A multicenter hybrid semi-supervised transfer learning model (MHSTL) is proposed in this study on the basis of unified common data model to ensure multicenter data standardized representation. Then the hospital-specific features, along with the co-occurrence features across domains, are aligned through a representation learning architecture that is built based on deep neural networks and the newly proposed neural decision forest model. In this process, limited patient data from the target hospital, both labeled and unlabeled, are incorporated during the feature adaptation process, thereby contributing to better model performance. Without patient-level data sharing, the proposed model learning strategy which overcomes feature misalignment and distribution divergence, enables the multi-source transfer learning process in the case of insufficient and unlabeled patient data at target hospital.
The effectiveness of the proposed transfer learning model was evaluated on a collaborative research network of colorectal cancer patients in the US and China. The results demonstrate that the proposed model can achieve much better performance for predicting target risk with limited resources on patient data than baseline models . Better discrimination and calibration ability are also observed when sufficient labeled data are not available in the target hospital for prognosis prediction tasks . Further exploratory experiments show that the proposed approach exhibits good model generalizability regardless of the data heterogeneity. With the help of the SHapley Additive exPlanations for model interpretation, the effectiveness of incorporating hospital-specific features in the transfer learning model is shown.
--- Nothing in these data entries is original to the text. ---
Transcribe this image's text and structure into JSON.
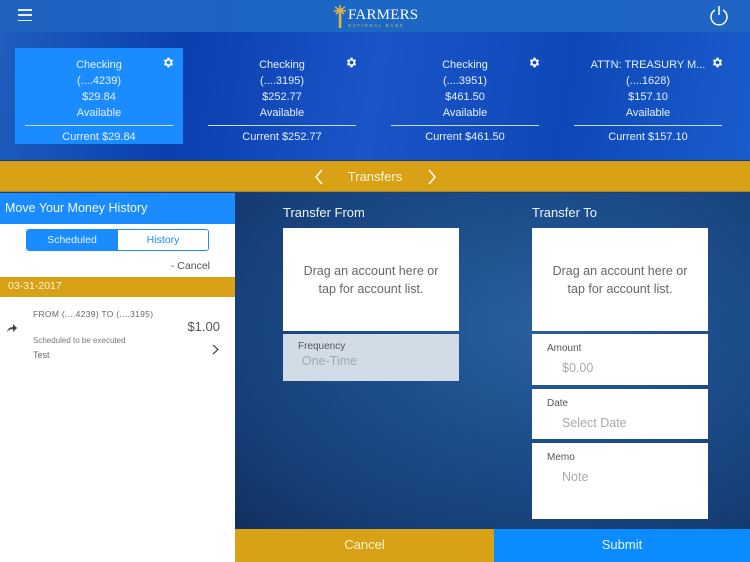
{
  "header": {
    "brand_name": "FARMERS",
    "brand_sub": "NATIONAL BANK",
    "menu_icon": "hamburger-menu-icon",
    "power_icon": "power-icon"
  },
  "accounts": [
    {
      "name": "Checking",
      "number": "(....4239)",
      "available_amount": "$29.84",
      "available_label": "Available",
      "current": "Current $29.84",
      "selected": true
    },
    {
      "name": "Checking",
      "number": "(....3195)",
      "available_amount": "$252.77",
      "available_label": "Available",
      "current": "Current $252.77",
      "selected": false
    },
    {
      "name": "Checking",
      "number": "(....3951)",
      "available_amount": "$461.50",
      "available_label": "Available",
      "current": "Current $461.50",
      "selected": false
    },
    {
      "name": "ATTN: TREASURY M...",
      "number": "(....1628)",
      "available_amount": "$157.10",
      "available_label": "Available",
      "current": "Current $157.10",
      "selected": false
    }
  ],
  "nav": {
    "title": "Transfers",
    "prev_icon": "chevron-left-icon",
    "next_icon": "chevron-right-icon"
  },
  "history": {
    "title": "Move Your Money History",
    "tabs": [
      "Scheduled",
      "History"
    ],
    "active_tab": "Scheduled",
    "cancel_label": "- Cancel",
    "groups": [
      {
        "date": "03-31-2017",
        "items": [
          {
            "from_to": "FROM  (....4239)  TO  (....3195)",
            "amount": "$1.00",
            "status": "Scheduled to be executed",
            "memo": "Test"
          }
        ]
      }
    ]
  },
  "transfer": {
    "from_title": "Transfer From",
    "to_title": "Transfer To",
    "drop_hint_line1": "Drag an account here or",
    "drop_hint_line2": "tap for account list.",
    "frequency": {
      "label": "Frequency",
      "value": "One-Time"
    },
    "amount": {
      "label": "Amount",
      "placeholder": "$0.00"
    },
    "date": {
      "label": "Date",
      "placeholder": "Select Date"
    },
    "memo": {
      "label": "Memo",
      "placeholder": "Note"
    }
  },
  "actions": {
    "cancel_label": "Cancel",
    "submit_label": "Submit"
  },
  "colors": {
    "gold": "#d8a116",
    "accent_blue": "#1a8cff",
    "header_blue": "#1c66c4"
  }
}
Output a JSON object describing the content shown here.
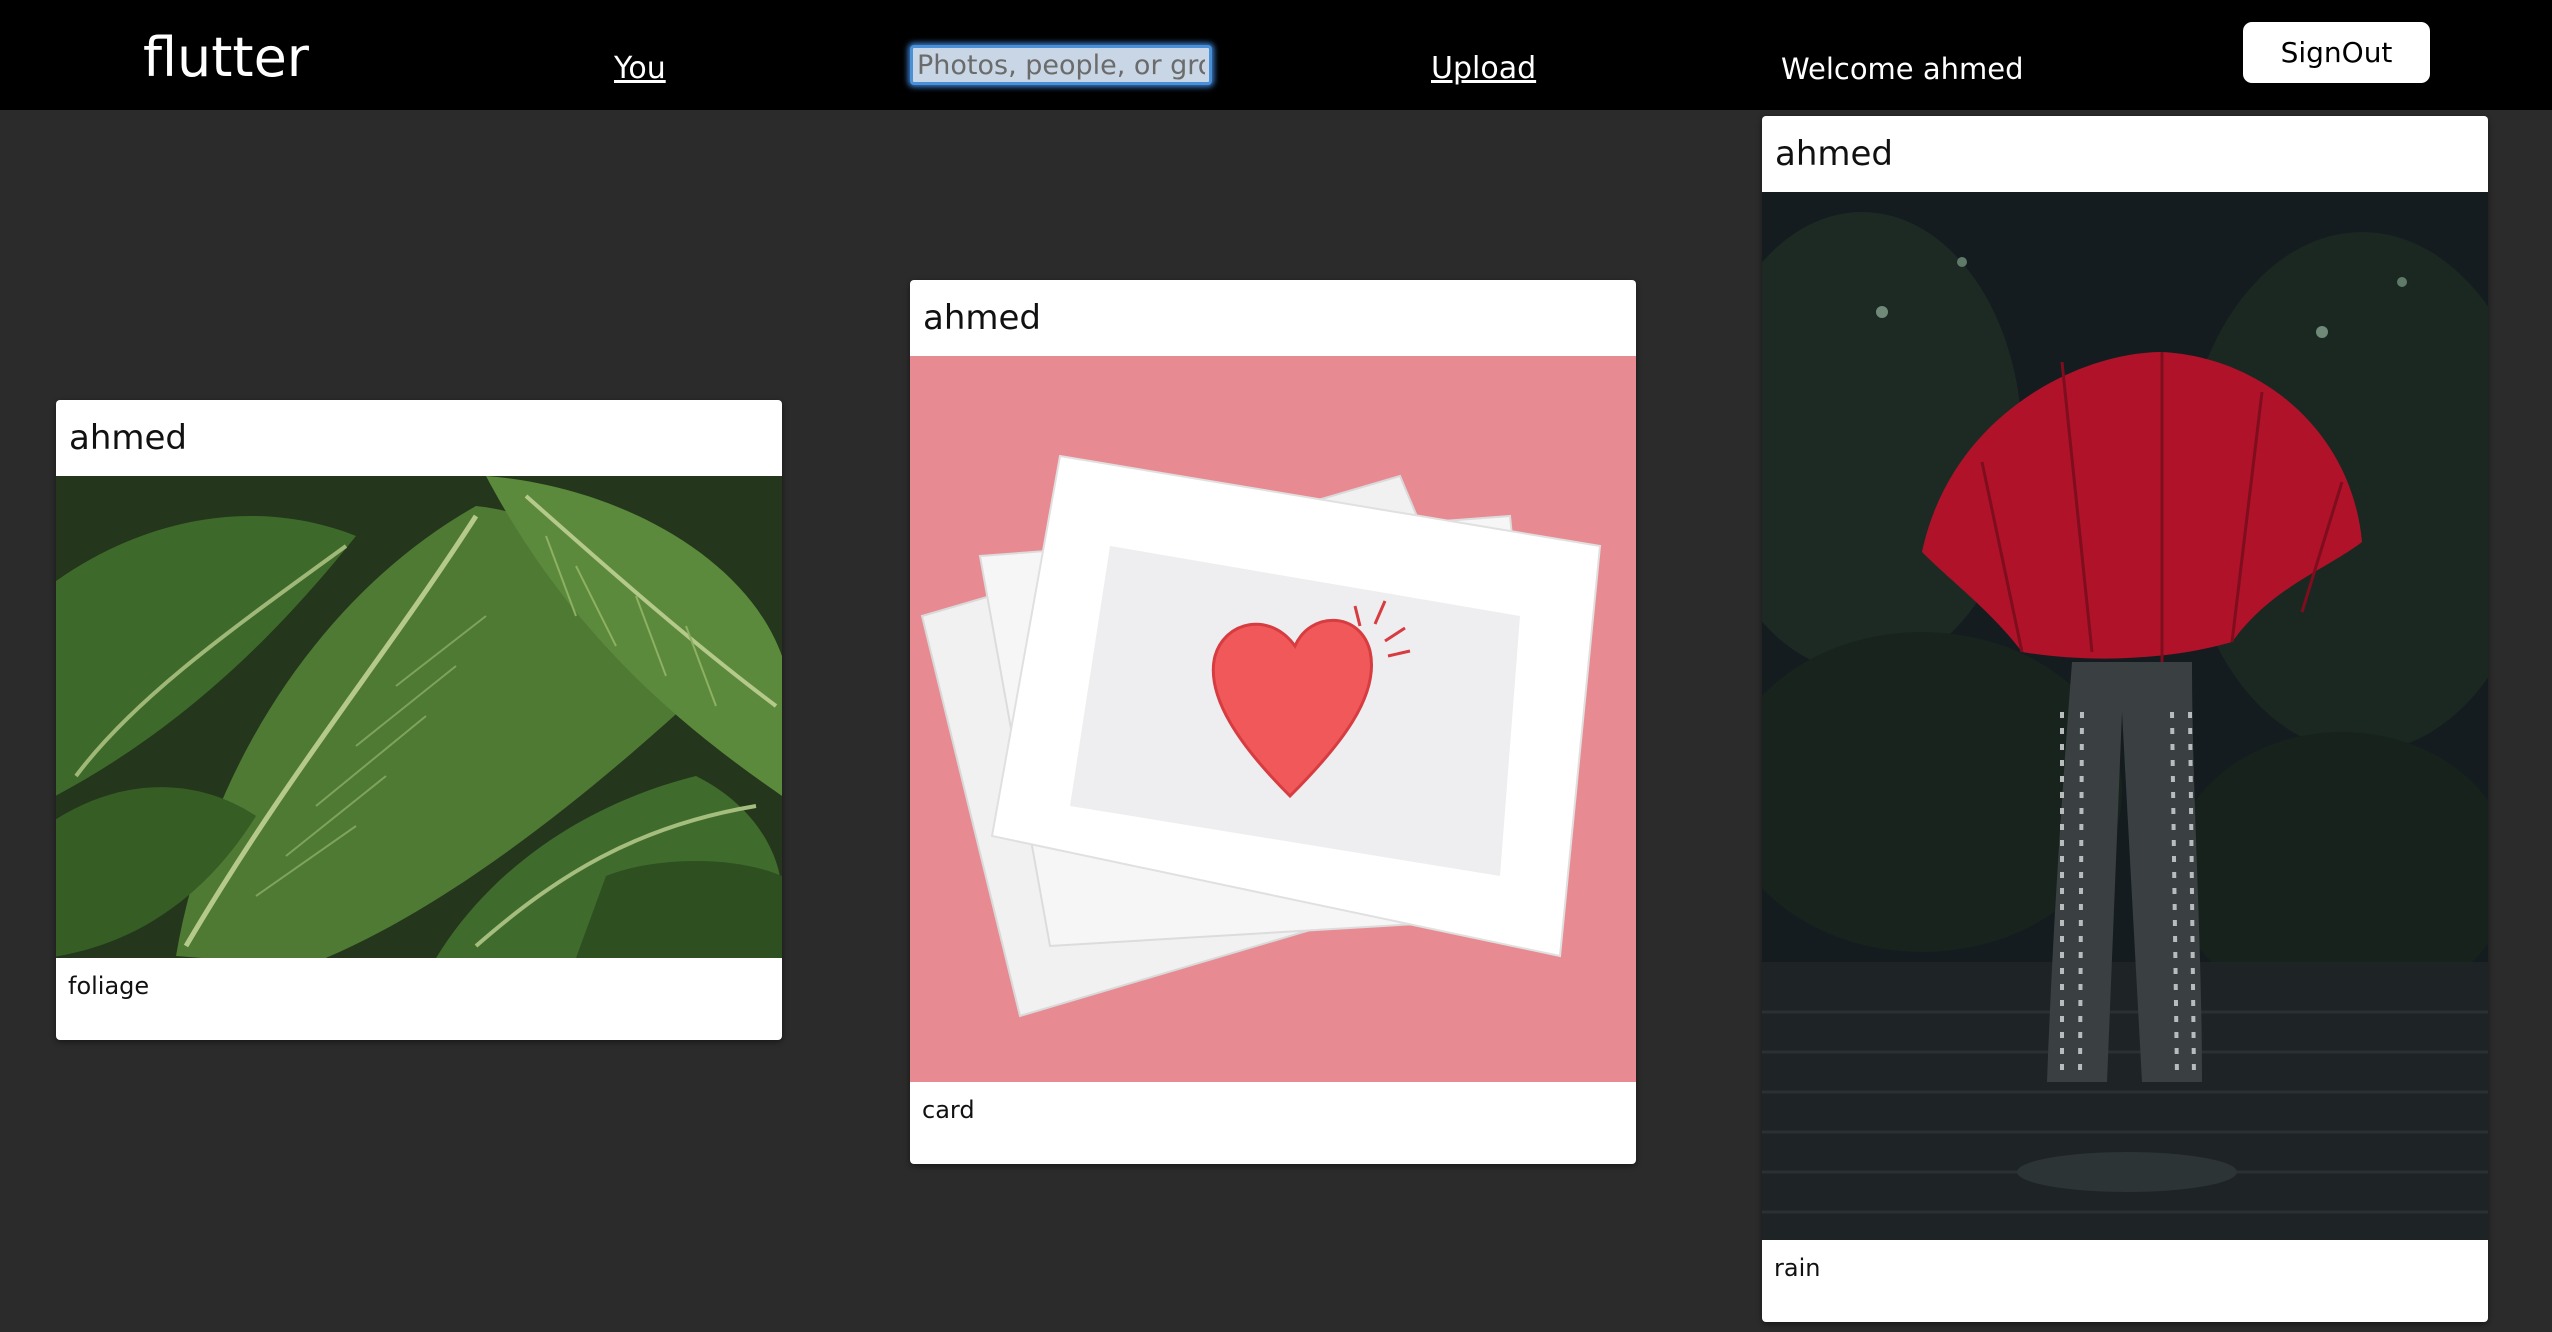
{
  "navbar": {
    "brand": "flutter",
    "you_label": "You",
    "search_placeholder": "Photos, people, or groups",
    "upload_label": "Upload",
    "welcome_text": "Welcome ahmed",
    "signout_label": "SignOut"
  },
  "feed": [
    {
      "user": "ahmed",
      "caption": "foliage",
      "image_subject": "green leaves"
    },
    {
      "user": "ahmed",
      "caption": "card",
      "image_subject": "envelopes with red heart on pink background"
    },
    {
      "user": "ahmed",
      "caption": "rain",
      "image_subject": "person with red umbrella in rain"
    }
  ],
  "colors": {
    "navbar_bg": "#000000",
    "page_bg": "#2b2b2b",
    "card_bg": "#ffffff",
    "heart_red": "#f0585a",
    "umbrella_red": "#b0122a",
    "pink_bg": "#e88a91",
    "leaf_green": "#4f7a34"
  }
}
In this study, the proposed method can develop prediction models from multiple source hospitals and exhibit good performance by leveraging cross-domain hospital-specific feature information, therefore enhancing the model prediction when applied to single medical institution with limited patient data.
临床决策支持通常会受到模型开发时所使用的单一医疗机构数据有限且缺乏标签的挑战。因此,研究多中心临床协作网络,以提供外部医疗数据,受到了越来越多的关注。随着迁移学习等机器学习技术的日益普及,可以利用来自多个医院的大规模患者数据来构建具有临床应用潜力的数据驱动预测模型,这为解决患者数据有限的问题提供了另一种解决方案。
本研究在统一通用数据模型的基础上提出了一种多中心混合半监督迁移学习模型(MHSTL),以确保多中心数据的标准化表示。然后,通过基于深度神经网络和新提出的神经决策森林模型构建的表示学习架构,对齐医院特有的特征以及跨域的共同出现特征。在这个过程中,在特征适配过程中纳入目标医院的有限患者数据(包括有标签和无标签数据),从而提高模型性能。在不共享患者级数据的情况下,所提出的模型学习策略克服了特征失配和分布发散问题,从而实现了在目标医院患者数据不足和无标签的情况下进行多源迁移学习过程。
该迁移学习模型的有效性在中国和美国的结直肠癌患者协作研究网络上进行了评估。结果表明,与基线模型相比,该模型在利用有限的患者数据资源预测目标风险时可以实现更好的性能。在目标医院没有足够的有标签数据进行预后预测任务时,也观察到更好的区分和校准能力。进一步的探索性实验表明,无论数据异质性如何,所提出的方法都表现出良好的模型泛化能力。借助模型解释的 Shapley Additive exPlanations(SHAP)方法,证明了在迁移学习模型中纳入医院特有特征的有效性。
本研究提出的方法可以从多个源医院开发预测模型,并通过利用跨域医院特有特征信息来提高模型性能,从而在应用于患者数据有限的单一医疗机构时增强模型预测能力。